Naturally, I don't think of myself as 'average' so I looked around for a calculator that would get more specific.

That may have been a mistake.

This Calculator asked a lot of lifestyle questions and promptly reduced the estimate to 84 years.

The Wharton School has even worse news. Their calculator thinks I'll be lucky to make it to 82 years, seven months.

Fortunately, there is another calculator that bounces me back up to age 85.

Still, I'm hanging onto the memory of my maternal grandparents who were in their 90's when they died.

I wanna be like them!

Financially, I'd better assume that I will. I don't want to be 90 and broke.

Monday, September 10, 2012

When Buying Quality Doesn't Make Sense

It rained this morning. In fact, it poured. In doing so, it rinsed away the 90 degree temperatures of the past week, and felt more like the glorious Pacific NW that I love.

Time to buy an umbrella.

Time for my umpteenth argument with my sister as to what sort of umbrella to buy. She is the kind of person who buys expensive, spring-loaded folding umbrellas that open and close smoothly with nary a pinched finger, with sturdy ribs that won't turn inside out in the wind, that fits neatly into her purse.
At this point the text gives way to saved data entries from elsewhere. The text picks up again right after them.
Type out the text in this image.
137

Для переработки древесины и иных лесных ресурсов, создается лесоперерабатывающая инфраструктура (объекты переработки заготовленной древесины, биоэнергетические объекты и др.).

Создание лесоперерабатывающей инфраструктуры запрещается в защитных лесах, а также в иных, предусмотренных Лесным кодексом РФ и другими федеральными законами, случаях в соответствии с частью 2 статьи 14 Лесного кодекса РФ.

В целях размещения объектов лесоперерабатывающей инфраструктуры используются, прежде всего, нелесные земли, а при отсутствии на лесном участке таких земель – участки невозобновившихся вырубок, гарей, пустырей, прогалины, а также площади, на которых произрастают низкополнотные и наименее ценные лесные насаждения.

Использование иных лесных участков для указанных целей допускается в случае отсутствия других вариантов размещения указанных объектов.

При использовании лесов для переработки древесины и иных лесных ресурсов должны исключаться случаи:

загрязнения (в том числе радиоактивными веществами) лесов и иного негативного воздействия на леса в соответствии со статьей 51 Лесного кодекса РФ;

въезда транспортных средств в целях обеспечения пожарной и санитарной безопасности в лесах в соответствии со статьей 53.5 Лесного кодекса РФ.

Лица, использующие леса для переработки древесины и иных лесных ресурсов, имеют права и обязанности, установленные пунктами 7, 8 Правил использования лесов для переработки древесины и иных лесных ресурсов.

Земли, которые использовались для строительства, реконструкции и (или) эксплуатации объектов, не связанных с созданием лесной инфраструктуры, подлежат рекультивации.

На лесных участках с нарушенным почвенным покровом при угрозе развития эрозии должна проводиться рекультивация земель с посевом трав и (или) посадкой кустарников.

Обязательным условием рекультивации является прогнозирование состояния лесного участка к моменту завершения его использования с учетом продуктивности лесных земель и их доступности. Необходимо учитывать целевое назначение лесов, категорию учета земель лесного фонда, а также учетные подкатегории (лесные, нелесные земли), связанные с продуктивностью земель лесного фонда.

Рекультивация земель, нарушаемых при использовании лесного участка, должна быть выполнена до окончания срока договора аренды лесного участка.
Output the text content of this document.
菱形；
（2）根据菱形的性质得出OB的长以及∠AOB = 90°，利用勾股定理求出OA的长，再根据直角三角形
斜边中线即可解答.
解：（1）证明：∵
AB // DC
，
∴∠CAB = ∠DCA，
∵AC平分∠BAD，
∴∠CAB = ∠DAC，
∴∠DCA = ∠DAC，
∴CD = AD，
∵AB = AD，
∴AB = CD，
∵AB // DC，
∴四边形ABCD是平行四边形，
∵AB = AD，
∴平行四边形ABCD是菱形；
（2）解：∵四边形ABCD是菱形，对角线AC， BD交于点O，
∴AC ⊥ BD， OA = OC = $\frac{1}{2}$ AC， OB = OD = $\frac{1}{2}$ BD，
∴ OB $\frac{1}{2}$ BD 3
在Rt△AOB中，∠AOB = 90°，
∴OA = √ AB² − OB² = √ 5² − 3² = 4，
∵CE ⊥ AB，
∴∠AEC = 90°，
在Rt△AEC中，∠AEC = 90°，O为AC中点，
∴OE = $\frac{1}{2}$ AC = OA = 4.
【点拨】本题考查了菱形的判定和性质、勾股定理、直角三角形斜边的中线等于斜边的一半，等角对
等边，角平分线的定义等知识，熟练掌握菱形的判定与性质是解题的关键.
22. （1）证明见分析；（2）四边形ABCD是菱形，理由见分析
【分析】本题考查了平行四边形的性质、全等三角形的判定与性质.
I get mine at the dollar store. That's right, for a dollar. Usually, I get two or three at once.

Here's the thing--I am notorious for leaving umbrellas wherever I go. On the bus. At the office. At someone else's office. And that's only when I can actually track the umbrella down. Many have disappeared into black holes of the universe, never to be seen again.

I lose expensive umbrellas just as easily as my el cheapo ones.

So in my financially astute opinion, it makes no sense for me to shop around for a "great" umbrella when the cheap one keeps me dry, is easily replaced, and only turns inside out in the worst windstorms.

My sister has taken to putting a good umbrella into my Christmas stocking (Yes, we exchange stockings each year. We'll stop when we grow up. In the meantime, I love it--both the giving and the getting.) In 2012, I hung onto mine almost to Valentine's day.

Somewhere out there in the city, a bus driver has a really nice, expensive umbrella.

In the meantime, Grace has had four or five of the dollar variety.

Tuesday, September 4, 2012

August? Who Needs August, Anyway!

Hmm--the summer kinda got away from me. That's what having six grandkids, ranging from 2 to 15 will do, especially when back in May, I made the silly statement: "Sure! I'd love to have the grandkids! August is good."

Dang, if the parents didn't take me up on that!

But I did survive.

Sort of.

Emotionally, it was fun. Financially, not so much.

But the good news is, notwithstanding six voracious mouths to feed for most of the month (and don't even talk to me about school clothes), I still managed to reduce my overall debt by $560.13 during August. For that, I am grateful.

Just another $84,370.37 to go!

I did take a look at my blogroll (especially after I got eliminated from "Blogging Away Debt" for just a one-month hiatus. Really?? ONE month away, and I'm history?). I'm hanging in there with most folks, but Judy seems to have finally left the building, so I removed "Finally Frugal." "Budgeting with the Bushmans" ended just as I discovered their blog. I took that one off, too.

If you know of a good financial blog I'm missing, let me know.

I think of September as a month in which to 'start over.' That's probably a left-over from my mommy-years when September marked the beginning of a new school year. But no sooner had I made all kinds of financial resolutions when I remembered that this is the month I need to buy heating oil. Then my twenty-two year old daughter was hospitalized for a week (she's fine, and her stay was mostly covered under my medical insurance--Thank you Obamacare) which ran out my medical FLEX program so now I have to make all the co-pays with after-tax dollars until next March. Then my grandson decided to join his sister in community college so that's TWO tuition payments to make. The end result is, my resolutions are fast fading away.

But I'm back, and I promise to be more attentive.